Key activities right now that map to Mozilla's AI work include:
Interview series with experts
We’re launching an additional series of interviews with global experts on machine decision making to strengthen our understanding in key areas. In particular, we’ll be reaching out to experts who work outside the NA/EU context to understand how AI is taking shape in Africa, South America and Asia so we can better understand how we might support work in those regions; those who are working on gender equity and inclusion in this space; as well as technical experts who can help us understand the source and opportunities to move towards the goal on a technological level.
We’ll draw insights from these interviews into this wiki, as well ask interviewees for recommendations of source material for our literature review (see below). If interested, check out the interview questions and list of interviewees. Feel free to suggest interviewees that have expertise in the areas outlined above by adding to the interview spreadsheet.
The timeframe for this work is January-April.
Many organizations and individuals have researched and published recommendations regarding AI and machine decision making. Our literature review seeks to uncover those and identify themes, as well as gaps in the current recommendations that may warrant further research by us.
The key questions the literature review seeks to answer are:
- What are the top ten challenges (and proposed solutions, with a focus on policy interventions, product standards and consumer behavior) that machine decision making poses to internet health (privacy & security, decentralization, web literacy, digital inclusion & openness)?
- What are the different terms being used to describe machine decision making and how are they being used?

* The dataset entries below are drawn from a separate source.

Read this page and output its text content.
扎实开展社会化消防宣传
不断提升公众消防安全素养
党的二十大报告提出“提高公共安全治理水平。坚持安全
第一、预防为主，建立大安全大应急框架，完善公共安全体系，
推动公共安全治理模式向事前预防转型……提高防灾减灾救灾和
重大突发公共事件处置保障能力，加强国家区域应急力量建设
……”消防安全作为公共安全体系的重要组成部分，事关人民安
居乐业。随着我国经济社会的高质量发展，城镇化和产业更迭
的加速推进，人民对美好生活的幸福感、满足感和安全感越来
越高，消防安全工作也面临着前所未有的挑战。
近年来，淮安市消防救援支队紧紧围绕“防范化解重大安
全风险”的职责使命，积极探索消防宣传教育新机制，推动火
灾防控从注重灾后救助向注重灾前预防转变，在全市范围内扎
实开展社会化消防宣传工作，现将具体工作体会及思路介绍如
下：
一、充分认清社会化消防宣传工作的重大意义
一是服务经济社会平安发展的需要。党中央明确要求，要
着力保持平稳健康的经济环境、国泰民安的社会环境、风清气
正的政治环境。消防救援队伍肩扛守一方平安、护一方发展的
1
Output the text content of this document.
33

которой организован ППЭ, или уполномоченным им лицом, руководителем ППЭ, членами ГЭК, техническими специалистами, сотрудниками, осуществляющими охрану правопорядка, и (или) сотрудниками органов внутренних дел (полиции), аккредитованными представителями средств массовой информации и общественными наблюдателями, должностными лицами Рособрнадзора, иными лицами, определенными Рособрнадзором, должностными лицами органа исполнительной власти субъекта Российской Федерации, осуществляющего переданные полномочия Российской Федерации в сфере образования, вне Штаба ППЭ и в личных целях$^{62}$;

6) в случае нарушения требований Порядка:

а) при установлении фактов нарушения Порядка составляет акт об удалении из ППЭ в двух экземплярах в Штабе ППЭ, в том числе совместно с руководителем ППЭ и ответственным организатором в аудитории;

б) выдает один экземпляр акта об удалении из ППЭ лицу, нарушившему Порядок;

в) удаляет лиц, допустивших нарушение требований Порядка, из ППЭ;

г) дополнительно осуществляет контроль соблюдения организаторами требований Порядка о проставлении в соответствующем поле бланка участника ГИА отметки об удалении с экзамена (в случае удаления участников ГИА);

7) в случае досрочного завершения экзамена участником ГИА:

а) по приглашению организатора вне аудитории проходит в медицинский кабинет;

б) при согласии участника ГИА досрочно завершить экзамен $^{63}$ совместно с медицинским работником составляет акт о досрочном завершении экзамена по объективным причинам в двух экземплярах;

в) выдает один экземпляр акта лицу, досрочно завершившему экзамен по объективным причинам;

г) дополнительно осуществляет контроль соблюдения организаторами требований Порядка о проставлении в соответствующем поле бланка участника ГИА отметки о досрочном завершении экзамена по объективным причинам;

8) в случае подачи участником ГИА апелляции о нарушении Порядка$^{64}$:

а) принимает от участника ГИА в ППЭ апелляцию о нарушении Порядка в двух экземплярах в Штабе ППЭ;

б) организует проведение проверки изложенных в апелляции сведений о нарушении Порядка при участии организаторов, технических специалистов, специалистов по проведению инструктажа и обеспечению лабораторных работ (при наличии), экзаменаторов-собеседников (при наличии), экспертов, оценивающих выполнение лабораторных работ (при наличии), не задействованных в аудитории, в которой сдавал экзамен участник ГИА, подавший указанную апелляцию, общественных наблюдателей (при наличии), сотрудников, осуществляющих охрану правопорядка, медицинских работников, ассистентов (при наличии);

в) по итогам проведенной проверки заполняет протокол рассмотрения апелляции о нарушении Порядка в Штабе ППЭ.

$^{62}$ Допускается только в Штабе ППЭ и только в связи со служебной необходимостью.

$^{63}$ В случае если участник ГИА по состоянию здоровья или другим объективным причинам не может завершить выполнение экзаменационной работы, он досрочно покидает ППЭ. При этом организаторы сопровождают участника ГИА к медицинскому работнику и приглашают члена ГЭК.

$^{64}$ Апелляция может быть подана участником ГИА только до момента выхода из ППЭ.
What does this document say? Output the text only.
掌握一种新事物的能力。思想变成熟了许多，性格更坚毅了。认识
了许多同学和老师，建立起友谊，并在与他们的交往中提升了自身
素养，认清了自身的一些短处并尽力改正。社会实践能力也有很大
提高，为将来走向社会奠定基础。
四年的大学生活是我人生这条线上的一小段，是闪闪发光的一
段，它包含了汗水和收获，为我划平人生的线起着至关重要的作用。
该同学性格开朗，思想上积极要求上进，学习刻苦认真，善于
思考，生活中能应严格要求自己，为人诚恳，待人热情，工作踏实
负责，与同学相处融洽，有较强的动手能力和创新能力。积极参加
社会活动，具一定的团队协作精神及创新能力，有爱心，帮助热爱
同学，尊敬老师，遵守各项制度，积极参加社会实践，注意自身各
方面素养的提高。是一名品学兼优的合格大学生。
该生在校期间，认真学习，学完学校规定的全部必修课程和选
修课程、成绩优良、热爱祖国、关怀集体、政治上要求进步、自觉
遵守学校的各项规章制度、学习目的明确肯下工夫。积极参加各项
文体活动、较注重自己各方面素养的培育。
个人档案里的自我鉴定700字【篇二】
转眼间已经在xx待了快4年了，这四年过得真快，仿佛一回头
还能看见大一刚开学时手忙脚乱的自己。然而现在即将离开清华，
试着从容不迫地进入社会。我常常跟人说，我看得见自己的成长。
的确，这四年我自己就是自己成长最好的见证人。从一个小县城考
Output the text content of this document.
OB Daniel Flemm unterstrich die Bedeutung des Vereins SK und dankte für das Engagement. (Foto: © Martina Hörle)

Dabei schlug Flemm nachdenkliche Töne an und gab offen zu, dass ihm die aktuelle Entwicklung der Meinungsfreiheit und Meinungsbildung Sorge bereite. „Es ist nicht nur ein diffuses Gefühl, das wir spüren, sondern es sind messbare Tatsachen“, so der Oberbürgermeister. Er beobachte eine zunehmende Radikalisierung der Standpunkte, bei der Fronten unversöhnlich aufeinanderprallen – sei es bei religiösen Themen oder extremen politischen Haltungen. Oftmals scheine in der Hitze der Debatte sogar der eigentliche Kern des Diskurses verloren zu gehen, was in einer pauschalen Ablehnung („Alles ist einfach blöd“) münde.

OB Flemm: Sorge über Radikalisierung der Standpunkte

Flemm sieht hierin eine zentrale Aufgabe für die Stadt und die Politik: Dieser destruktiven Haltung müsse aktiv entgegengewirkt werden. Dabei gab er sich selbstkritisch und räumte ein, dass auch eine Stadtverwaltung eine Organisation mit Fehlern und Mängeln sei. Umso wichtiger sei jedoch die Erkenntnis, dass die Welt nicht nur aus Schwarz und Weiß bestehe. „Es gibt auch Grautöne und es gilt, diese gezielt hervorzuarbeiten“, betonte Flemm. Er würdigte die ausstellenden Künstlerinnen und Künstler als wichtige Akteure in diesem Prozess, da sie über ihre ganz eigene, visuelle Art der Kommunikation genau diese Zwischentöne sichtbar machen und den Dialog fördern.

- What are current legislative frameworks that are being proposed on this topic globally and what has the reception to those frameworks been?
- What ethical guidelines already exist in this area and what has the reception to those ideas been?
See the key documents section for access to the literature review overview and current source material.
The timeframe for this work is January-March.
Current & Planned 2019 Work on Machine Decision Making
This doc provides a platform for us to share and understand in greater depth how we’re already leveraging existing programs towards the impact goal, as well as how we’re stretching our programs and thinking into 2019, so we can begin talking about this work with the board, partners and the press. Feel free to check out this document.
The timeframe for this work is Jan-February.
Theory of Change
This work is focused on using the Theory of Change tool we’ve already developed for internet health to define a set of more specific, measurable long-term and short-term outcomes for our work on ‘better machine decision making.’
This work will be drawn from the insights and information generated from the interviews, literature review, and current work overview, as well as additional research if needed.
The process will include opportunities for staff learning and contribution. We are still developing the detailed Theory of Change development plan and will update staff, which will include staff learning and contribution components.
The goal is for the project to be completed by June and support H2 and 2020 action planning at All Hands. The timeframe for this work is Feb-June.